The GOP’s plan to blame Obama’s policies for rising gasoline prices has run into one small bump in the road. Gasoline prices have dropped $0.15 a gallon in the past month, to $3.79 per gallon this week, down from its peak of $3.94 in early April, according to The Energy Information Administration.
The public understands Obama isn’t to blame for high gasoline prices, as recent polls make clear. Even the Wall Street Journal and Cato Institute agree: “It’s not Obama’s fault that crude oil prices have increased.”
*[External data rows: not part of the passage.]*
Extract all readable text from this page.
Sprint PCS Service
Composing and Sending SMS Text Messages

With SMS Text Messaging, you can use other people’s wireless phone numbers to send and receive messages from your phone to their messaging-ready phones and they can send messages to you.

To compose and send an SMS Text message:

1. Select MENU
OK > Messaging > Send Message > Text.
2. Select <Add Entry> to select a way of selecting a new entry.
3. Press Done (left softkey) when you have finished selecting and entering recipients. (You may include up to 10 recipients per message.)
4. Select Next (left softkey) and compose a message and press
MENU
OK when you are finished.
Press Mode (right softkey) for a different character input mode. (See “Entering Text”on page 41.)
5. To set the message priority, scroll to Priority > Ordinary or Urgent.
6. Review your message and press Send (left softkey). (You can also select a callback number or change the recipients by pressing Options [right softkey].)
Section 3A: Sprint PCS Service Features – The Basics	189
The facts didn’t stop the former leader of the House GOP, Newt Gingrich, from blaming the price runup in the past 3 years on Obama: “All of this gigantic increase came from his policies.” Sen. John Barrasso (R-WY), said in March that Mr. Obama should be held “fully responsible for what the American public is paying for gasoline.”
As the AP reported today, “Gasoline prices probably will not set any records this summer, thanks to a recent drop in the price of oil.” Of course, peak oil and rising demand in the developing word will keep prices rising over the longer term, and instability in the MidEast and elsewhere will always cause price spikes. But Tom Kloza, chief oil analyst at the Oil Price Information Service, said, “If I were betting in Vegas whether or not gas will be higher or lower on July 4th, I would say lower.”
E&E Daily explains in its story, “Falling prices complicate GOP push for regulatory rollbacks” (subs. req’d), efforts by the House GOP to use high gasoline prices to push their pro-pollution agenda have now stalled, and not just because the Senate opposes that effort.
But there is also a sense that House Republicans have less of a case to make with prices lower and expected to avoid the record highs that were feared earlier this spring….
“What, you think we’re going to have a press conference now to congratulate the administration for decreasing gas prices?” Rep. Mike Simpson (R-Idaho) quipped during a brief interview yesterday.
Simpson, who runs the House Appropriations subcommittee that oversees EPA and the Department of Interior, added “And as gas prices fall, obviously you’re not going to say as much, but it’s still an issue.”
Rep. Ed Whitfield (R-KY) sponsored a bill to delay EPA air quality rules until a study was completed on how they would impact gasoline prices, said:
“Let me just say this, there are a lot more points to be made to set up a contrast with President Obama than just gasoline prices. So we can remove gasoline prices, and I think we would have a lot of issues to talk about.”
This means the House GOP can move on to another phony issue.